Technical description
R6 checks that the chosen descriptive statistics match the underlying distribution. For each mean-SD-N triplet with positive mean and standard deviation it computes the coefficient of variation (standard deviation over mean). When the mean of a positive variable lies within two standard deviations of zero (equivalently a coefficient of variation above 0.5), a symmetric distribution would place mass below zero, which a positive quantity cannot have, so the data are skewed; when this occurs in a small sample (below fifteen) with no acknowledgement of non-normality, the mean-plus-or-minus-SD report is flagged as potentially misleading. This mean-minus-two-SD criterion supersedes the earlier fixed coefficient-of-variation cutoff of 1. Separately, it flags parametric-test cues (t-test, ANOVA, Pearson correlation) appearing with a small-sample triplet but no normality-verification cue (Shapiro-Wilk, Kolmogorov-Smirnov, normality test, normally distributed).
How it works
Layer 2 (contextual): each triplet with positive mean and SD is examined; the coefficient of variation is their ratio. If the mean minus two standard deviations falls below zero (a coefficient of variation above 0.5) and the sample size is below fifteen, the text is searched for a non-normality cue (non-normally distributed, skewed, skewness, interquartile or IQR, log-transform), and absent any the variable is counted as likely-skewed-but-reported-parametrically with a warning; a bare median is deliberately excluded as too common to be informative.
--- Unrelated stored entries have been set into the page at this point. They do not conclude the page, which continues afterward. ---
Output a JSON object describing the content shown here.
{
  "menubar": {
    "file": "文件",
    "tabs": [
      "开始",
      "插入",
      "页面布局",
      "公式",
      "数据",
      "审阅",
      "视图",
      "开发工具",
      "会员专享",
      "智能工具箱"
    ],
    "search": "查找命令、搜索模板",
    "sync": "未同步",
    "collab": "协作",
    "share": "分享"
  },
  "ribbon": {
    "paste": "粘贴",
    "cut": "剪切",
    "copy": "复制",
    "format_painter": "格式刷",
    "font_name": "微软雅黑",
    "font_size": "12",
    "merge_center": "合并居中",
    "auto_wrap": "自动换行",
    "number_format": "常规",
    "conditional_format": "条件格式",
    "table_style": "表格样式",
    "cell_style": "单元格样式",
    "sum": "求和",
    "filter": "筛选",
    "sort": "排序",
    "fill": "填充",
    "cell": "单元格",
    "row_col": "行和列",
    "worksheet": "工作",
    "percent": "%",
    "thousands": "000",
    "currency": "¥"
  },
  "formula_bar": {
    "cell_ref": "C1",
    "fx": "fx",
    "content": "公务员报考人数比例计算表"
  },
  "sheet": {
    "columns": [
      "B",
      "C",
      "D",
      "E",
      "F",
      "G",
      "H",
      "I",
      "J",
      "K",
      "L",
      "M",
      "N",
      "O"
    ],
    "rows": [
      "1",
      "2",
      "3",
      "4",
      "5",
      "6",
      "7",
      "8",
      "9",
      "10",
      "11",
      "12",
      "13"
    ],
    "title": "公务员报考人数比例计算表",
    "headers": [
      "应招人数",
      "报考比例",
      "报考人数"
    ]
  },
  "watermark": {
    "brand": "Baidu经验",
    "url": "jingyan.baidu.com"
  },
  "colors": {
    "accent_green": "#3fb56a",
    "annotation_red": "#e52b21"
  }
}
The parametric check fires once if a parametric-test cue is present, at least one triplet has a sample size below fifteen, and no normality cue appears. The score is 0.0 for none, 2.0 for one or two, 4.0 for three or more, capped at 5.0.
Why this matters
The wrong summary for a skewed variable distorts interpretation. On a positive quantity a standard deviation as large as the mean is a clear sign of skew for which mean and SD are a poor description, and reporting guidelines direct authors to use a median and interquartile range for skewed data and to state how distributional assumptions were checked before parametric tests. Summarising skewed data with the mean, and applying parametric tests without verifying their assumptions, are recurrent statistical errors that make an analysis look sounder than it is. Requiring a genuine non-normality cue, not any mention of the median, keeps the check from being disabled by medians reported for unrelated quantities.
Score thresholds
- 0
- Descriptive statistics suit the data, or non-normality is acknowledged
- 2-3
- One or two variables reported with mean and SD despite likely skew, or a parametric test without a normality check
- 4-5
- Three or more such reporting problems
Limitations
The coefficient-of-variation rule is a heuristic: a positive variable above 1 is probably but not certainly skewed, and a skewed variable below 1 is not caught, trading completeness for specificity. The small-sample gate means the same skewed reporting in a large sample is not flagged. The acknowledgement and the parametric and normality cues are searched over the whole text, so an acknowledgement or a normality test for one analysis exempts the others, and the parametric and small-sample signals may belong to different analyses. The indicator reads summary triplets and text, not the raw data, so it cannot confirm skewness directly. Internal consistency of the summary statistics is the domain of the granularity indicators; R6 focuses on whether the descriptive choice fits the distribution.